5. She's Never Been Afraid To Speak Her Mind
My mom is super sweet, but she’s never been afraid to say what she’s really thinking — and I couldn't be more grateful for that. Once, when I seriously considered getting back into a relationship that literally made me sick, she told me flat out to not be an idiot. And when I almost enrolled in graduate school solely because I was embarrassed of my post-college service job, she encouraged me not to throw money at my insecurities, but to keep writing instead.
She’s always told me to do, think, and say what’s right for me rather than seeking the approval or permission of others. Her openness has taught me to speak my mind and live my life honestly.
6. She's Never Pressured Me To Marry Or Have Kids
A lot of moms obsess over when they’re going to have grand-kids to play with, but my mom has never made me feel like my biological clock is ticking. She’s never pushed me to find a husband either — which is good, because the thought of being married with kids terrifies me right now.

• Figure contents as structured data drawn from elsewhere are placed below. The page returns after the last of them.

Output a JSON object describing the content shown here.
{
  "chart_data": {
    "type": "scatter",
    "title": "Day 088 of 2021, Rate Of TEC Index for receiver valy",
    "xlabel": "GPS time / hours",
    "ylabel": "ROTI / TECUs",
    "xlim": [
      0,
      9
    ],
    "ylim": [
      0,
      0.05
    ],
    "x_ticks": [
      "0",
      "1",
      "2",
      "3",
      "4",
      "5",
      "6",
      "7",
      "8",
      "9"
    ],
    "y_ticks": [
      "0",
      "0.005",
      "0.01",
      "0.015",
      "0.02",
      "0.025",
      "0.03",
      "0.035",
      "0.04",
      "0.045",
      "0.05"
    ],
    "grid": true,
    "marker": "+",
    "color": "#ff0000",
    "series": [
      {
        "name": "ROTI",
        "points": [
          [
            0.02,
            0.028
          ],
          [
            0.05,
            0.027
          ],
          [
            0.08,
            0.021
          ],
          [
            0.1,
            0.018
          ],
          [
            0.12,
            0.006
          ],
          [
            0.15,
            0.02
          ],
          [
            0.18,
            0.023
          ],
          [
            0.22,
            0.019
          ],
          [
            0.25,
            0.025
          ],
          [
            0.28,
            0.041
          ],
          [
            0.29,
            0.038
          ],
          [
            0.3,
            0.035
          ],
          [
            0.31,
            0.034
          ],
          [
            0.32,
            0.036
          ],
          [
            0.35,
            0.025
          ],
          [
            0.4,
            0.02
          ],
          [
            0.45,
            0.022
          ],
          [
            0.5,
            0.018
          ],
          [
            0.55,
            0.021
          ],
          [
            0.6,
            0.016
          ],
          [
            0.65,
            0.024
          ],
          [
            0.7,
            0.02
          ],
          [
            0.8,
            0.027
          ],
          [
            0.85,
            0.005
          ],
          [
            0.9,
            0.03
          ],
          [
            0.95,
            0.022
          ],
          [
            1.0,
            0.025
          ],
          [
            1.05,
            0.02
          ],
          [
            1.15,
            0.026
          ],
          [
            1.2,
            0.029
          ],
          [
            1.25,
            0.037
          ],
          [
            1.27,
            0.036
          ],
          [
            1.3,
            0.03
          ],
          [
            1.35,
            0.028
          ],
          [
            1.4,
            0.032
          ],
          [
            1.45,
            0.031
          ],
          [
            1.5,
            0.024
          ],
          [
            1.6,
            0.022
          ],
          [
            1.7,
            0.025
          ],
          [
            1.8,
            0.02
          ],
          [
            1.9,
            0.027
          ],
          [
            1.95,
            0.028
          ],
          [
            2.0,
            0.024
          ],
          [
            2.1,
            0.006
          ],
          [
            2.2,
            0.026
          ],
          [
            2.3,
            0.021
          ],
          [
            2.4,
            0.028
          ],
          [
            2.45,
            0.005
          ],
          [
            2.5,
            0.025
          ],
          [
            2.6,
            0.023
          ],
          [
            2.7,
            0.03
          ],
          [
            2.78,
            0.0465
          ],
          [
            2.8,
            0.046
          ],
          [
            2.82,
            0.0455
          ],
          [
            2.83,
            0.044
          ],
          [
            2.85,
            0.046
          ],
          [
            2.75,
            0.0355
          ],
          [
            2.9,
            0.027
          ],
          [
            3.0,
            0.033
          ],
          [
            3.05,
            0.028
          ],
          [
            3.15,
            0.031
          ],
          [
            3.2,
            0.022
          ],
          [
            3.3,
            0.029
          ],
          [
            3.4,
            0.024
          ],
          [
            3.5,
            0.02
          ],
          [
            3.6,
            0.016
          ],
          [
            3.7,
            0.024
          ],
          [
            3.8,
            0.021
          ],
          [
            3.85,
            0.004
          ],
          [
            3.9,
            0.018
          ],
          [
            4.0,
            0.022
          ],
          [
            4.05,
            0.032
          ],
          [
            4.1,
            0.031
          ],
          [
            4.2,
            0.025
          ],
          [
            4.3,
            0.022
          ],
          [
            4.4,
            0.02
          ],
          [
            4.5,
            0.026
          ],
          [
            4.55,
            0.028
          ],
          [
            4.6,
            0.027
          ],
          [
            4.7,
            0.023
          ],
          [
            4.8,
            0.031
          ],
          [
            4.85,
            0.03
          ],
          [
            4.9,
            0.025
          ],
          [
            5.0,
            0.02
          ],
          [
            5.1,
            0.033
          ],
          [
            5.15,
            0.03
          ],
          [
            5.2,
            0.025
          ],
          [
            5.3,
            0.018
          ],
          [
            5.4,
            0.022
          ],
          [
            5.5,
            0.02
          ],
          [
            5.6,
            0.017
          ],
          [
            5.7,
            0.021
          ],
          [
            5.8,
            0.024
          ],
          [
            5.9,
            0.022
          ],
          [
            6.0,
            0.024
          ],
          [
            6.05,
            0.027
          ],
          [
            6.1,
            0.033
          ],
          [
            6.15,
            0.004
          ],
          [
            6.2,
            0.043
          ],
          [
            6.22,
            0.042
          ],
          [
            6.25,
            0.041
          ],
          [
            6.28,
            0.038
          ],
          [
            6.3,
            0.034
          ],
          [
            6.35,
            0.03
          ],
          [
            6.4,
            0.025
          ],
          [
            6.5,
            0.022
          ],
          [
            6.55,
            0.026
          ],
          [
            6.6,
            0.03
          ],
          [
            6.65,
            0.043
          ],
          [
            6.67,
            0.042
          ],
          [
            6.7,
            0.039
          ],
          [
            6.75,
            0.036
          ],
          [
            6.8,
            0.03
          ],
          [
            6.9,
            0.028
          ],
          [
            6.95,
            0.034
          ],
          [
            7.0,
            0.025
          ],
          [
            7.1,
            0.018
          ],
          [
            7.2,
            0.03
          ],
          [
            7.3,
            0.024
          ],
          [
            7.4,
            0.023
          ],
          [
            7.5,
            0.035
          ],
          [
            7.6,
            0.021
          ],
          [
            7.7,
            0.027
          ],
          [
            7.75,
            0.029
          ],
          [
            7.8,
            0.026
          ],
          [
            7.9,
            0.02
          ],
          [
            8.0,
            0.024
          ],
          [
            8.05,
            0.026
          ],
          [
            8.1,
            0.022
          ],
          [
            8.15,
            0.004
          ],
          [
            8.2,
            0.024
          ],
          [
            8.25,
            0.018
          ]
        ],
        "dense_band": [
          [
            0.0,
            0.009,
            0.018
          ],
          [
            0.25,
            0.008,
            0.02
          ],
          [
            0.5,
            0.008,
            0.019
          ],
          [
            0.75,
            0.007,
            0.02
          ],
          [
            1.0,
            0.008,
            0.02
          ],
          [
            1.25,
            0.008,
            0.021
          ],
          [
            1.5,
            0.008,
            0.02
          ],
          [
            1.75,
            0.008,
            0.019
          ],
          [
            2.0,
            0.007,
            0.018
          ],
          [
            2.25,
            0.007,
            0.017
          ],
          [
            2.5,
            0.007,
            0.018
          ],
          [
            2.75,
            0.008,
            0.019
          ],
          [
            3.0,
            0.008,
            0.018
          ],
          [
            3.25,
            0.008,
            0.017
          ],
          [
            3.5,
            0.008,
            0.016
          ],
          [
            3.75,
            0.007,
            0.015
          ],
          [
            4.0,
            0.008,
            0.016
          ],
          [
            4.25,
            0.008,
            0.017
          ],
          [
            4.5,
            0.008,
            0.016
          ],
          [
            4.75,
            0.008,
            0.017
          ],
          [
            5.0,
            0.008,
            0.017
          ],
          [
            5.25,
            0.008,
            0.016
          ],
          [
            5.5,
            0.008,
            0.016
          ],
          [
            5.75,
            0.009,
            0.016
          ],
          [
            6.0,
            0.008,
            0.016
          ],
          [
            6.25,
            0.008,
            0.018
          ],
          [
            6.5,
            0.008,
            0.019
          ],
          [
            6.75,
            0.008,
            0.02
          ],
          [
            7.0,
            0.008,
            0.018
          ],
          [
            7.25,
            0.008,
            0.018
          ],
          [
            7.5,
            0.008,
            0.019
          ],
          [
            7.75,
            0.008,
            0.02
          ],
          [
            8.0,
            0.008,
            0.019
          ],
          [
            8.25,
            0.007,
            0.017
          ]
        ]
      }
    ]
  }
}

7. She's Always Supported My Career Pursuits
No one has been a bigger supporter of my professional writing goals than my mom, and her support has made all the difference. I can’t tell you how many times I called her up during my quarter life crisis, literally bawling over the fact that a part-time serving gig was the best job I could get over a year after I had graduated with my bachelor's. But rather than enabling me or just telling me to grow up, my mom told me to be patient, work hard, and keep my eyes peeled for something better. Her straight talk motivated me to stop wallowing in self-pity and get to work, and now I’m actually getting paid to do what I love.
8. She Taught Me How To Enjoy Being Alone
My mom made sure me and my siblings weren't the kind of kids who went around whining about being bored. We had plenty of time with our friends of course, but my mom taught us that alone time is precious and crucial to figuring yourself out. So we learned to love alone time and use it to either chill, meditate, enjoy nature, be creative, or educate ourselves. Now, I actually get grumpy if I don’t have at least a little alone time each day.
9. She Didn't Push Me to Be 'Girly'
As an adult, I love girly stuff — but as a kid, dressing up in bright pink and ruffles was my personal hell. Fortunately, my mom pretty much only encouraged me to dress up on Sundays. Otherwise, she let me run around barefoot in t-shirts and cutoff jeans, without ever making me feel like I was less feminine for it.
10. She Taught Me There Is No One Way To Be A Feminist
My mom has always taught me and my sister that whether we chose the traditional route of getting married and having kids, or we chose to focus on career and travel — or both — it would only be the right decision if it was our decision. Because there is no one way to be a feminist, and my mom is living proof of that.